Mise en bouche plutôt réussie, ce premier tome pioche ici ou là des trucs déjà vus mais l’assemblage promet. Il manque tout de même un peu d’originalité pour sortir du lot. La suite devra passer à la vitesse supérieure pour définitivement accrocher mon attention.

amber blake tome 1 planche

un album dessiné par Jackson « Butch » Guice, scénarisé par Jade Lagardère, couleurs de Dan Brown, aux éditions Glénat (collection Grafica).

L’Art du Crime – Tome 5

Le rêve de Curtis Lowell
l'art du crime tome 5 couverture
Hollywood, 1939. Art et Franck Blumenfeld tournent les derniers plans de leur prochain film. Lors d’une pause, ils tombent dans le journal sur un nom qui les glace d’effroi : celui de Curtis Lowell, auteur d’une bande dessinée publiée en strip. Un an auparavant, les frères Blumenfeld ont en effet engagé Lowell comme dessinateur de plateau pour un film inédit qui aurait dû faire leur fortune. Il s’agissait du premier western entièrement tourné en décors naturels, au cœur de la Monument Valley, avec des cascades jamais vues et de véritables indiens comme figurants… Malheureusement le tournage a été stoppé brutalement suite à un drame sanglant : sur un accès de folie, Curtis Lowell a assassiné l’un des indiens du plateau puis agressé Franck avant de prendre la fuite. Du moins, selon la version officielle…

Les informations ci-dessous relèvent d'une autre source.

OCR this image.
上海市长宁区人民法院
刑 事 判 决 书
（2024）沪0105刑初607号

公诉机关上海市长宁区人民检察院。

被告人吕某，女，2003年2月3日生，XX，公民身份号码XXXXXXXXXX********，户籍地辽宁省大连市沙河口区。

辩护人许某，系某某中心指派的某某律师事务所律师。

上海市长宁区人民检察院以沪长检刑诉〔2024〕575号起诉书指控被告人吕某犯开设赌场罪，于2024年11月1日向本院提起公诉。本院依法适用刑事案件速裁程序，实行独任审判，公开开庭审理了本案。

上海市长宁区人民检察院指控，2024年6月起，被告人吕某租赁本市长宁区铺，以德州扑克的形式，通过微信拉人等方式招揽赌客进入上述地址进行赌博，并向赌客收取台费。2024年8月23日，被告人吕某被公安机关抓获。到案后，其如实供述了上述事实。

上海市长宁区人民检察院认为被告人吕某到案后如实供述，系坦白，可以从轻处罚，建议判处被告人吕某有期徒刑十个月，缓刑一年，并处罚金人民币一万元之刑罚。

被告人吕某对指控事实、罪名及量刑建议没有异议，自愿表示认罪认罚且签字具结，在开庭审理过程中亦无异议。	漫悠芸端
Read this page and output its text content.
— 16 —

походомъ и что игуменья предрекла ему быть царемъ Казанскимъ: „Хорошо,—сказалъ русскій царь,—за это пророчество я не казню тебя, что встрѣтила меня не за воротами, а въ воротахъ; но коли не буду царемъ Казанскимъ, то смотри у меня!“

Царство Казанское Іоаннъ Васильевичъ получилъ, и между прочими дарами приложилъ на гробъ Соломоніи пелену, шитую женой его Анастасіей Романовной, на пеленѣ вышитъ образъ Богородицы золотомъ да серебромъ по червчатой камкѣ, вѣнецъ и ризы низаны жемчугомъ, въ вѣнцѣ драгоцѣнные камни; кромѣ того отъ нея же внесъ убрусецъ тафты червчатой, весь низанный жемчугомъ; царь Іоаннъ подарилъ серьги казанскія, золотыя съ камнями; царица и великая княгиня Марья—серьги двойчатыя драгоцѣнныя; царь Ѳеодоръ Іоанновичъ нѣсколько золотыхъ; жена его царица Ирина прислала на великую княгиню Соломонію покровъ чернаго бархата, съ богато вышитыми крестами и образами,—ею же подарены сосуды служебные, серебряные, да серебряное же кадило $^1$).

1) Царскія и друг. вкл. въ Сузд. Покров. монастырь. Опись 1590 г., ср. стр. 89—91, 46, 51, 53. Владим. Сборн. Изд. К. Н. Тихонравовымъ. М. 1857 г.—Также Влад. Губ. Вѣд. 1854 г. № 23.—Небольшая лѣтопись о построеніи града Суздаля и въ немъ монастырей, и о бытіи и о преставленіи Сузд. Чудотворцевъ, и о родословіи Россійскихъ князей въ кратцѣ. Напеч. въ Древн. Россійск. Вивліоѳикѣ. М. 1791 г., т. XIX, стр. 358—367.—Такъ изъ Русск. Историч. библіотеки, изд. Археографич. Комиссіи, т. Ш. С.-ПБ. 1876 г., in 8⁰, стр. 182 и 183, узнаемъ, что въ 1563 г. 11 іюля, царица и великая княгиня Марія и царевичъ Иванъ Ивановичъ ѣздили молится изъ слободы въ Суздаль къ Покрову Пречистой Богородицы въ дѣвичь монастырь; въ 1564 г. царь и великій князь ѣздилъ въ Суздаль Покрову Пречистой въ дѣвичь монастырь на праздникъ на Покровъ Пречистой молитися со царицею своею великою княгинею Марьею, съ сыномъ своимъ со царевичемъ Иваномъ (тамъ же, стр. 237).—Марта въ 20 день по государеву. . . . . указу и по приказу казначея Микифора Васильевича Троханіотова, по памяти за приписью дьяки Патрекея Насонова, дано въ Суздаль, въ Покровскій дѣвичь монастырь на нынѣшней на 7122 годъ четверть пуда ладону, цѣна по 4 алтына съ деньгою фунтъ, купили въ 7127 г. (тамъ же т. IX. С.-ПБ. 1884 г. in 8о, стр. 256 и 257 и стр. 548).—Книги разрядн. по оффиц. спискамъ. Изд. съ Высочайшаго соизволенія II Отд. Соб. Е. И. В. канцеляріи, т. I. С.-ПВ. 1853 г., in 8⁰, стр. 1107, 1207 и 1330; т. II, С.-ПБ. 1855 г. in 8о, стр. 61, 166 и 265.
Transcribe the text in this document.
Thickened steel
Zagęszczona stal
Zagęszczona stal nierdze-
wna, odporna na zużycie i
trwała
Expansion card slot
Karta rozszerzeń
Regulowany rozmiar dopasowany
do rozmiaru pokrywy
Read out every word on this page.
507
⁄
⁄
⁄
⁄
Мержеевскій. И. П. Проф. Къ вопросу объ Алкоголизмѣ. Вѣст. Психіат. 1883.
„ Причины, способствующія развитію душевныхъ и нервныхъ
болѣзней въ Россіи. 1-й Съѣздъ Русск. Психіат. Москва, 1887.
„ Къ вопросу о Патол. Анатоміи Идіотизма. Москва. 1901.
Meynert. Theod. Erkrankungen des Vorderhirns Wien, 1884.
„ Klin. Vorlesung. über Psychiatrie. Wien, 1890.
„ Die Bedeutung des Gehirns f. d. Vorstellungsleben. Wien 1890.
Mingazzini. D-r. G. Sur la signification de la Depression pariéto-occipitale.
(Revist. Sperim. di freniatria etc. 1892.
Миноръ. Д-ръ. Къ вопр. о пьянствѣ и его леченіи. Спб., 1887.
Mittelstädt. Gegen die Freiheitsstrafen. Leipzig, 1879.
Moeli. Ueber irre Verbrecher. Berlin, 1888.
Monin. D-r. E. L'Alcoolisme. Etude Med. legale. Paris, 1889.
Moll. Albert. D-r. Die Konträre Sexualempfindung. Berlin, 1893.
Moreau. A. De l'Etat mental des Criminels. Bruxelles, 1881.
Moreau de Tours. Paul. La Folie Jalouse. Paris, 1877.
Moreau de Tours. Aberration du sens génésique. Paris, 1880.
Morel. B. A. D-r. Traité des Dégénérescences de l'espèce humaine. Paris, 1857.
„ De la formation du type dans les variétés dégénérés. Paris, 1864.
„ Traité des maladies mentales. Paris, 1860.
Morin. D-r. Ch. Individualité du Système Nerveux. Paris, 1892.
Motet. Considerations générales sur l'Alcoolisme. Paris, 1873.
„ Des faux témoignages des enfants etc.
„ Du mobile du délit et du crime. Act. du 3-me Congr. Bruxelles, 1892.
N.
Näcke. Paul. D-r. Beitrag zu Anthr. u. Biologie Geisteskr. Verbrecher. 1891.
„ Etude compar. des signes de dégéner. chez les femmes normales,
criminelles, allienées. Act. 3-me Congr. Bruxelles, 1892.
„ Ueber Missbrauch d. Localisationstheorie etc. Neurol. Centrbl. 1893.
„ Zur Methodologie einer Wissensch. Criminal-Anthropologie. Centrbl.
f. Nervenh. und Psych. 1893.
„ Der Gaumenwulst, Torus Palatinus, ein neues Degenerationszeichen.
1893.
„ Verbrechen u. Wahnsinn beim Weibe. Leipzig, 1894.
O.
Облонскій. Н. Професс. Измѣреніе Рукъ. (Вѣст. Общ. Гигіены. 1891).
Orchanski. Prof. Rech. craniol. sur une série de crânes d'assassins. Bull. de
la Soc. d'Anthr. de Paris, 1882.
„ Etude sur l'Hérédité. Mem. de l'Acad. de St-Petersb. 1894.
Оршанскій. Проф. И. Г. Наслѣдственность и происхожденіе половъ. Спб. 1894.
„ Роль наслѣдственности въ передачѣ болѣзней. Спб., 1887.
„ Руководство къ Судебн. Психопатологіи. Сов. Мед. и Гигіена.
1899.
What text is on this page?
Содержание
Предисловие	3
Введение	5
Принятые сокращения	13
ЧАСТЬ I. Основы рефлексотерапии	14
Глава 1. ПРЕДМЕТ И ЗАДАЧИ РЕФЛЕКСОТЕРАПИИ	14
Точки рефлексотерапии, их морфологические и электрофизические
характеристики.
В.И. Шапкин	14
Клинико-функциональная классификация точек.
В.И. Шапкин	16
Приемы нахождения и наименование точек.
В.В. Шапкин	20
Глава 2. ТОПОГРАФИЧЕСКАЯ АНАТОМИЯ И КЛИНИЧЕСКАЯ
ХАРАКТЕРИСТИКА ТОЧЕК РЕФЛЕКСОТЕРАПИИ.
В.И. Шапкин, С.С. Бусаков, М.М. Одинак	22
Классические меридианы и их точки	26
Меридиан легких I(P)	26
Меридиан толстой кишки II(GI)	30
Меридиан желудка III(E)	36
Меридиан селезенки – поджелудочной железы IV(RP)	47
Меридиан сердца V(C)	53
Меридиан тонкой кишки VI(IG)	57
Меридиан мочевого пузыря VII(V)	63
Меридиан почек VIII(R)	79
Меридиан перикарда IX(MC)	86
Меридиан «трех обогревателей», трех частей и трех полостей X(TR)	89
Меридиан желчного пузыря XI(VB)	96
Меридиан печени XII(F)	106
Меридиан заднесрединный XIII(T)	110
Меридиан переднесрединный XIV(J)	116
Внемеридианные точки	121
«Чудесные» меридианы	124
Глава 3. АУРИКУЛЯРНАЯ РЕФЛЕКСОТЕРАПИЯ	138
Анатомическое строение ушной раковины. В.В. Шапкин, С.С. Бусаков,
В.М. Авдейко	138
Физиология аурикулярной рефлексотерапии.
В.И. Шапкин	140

Cette série-concept est écrite à deux mains par Olivier Berlion – à qui l’on doit déjà pas mal de trucs chouettes (comme Tony CorsoHistoires d’en ville ou plus récemment Le Juge, la République assassinée) et Marc Omeyer qui développe aussi plusieurs projets BD et cinéma.

Chacun des 9 one shot de la série devra mettre en scène un crime en lien avec un des 9 arts majeurs et sera dessiné par un artiste différent.

Cette fois-ci, c’est de cinéma qu’il s’agit et de cinéma hollywoodien siouplait. Les fans de western et de grands espaces seront comblés. Même si le film exceptionnel que l’on est en train de tourner va vite virer au cauchemar à la suite d’un « regrettable accident ». Preuve que la pression et l’ambition peuvent mener un honnête producteur à se transformer en meurtrier.

Belle maquette, belle couverture, dessin magnifique et couleurs au top. Ce cinquième opus a toutes les qualités pour convaincre.

l'art du crime tome 5 planche

un album réalisé par Olivier Berlion & Marc Omeyer (scénario), Karl T. (dessin) aux éditions Glénat.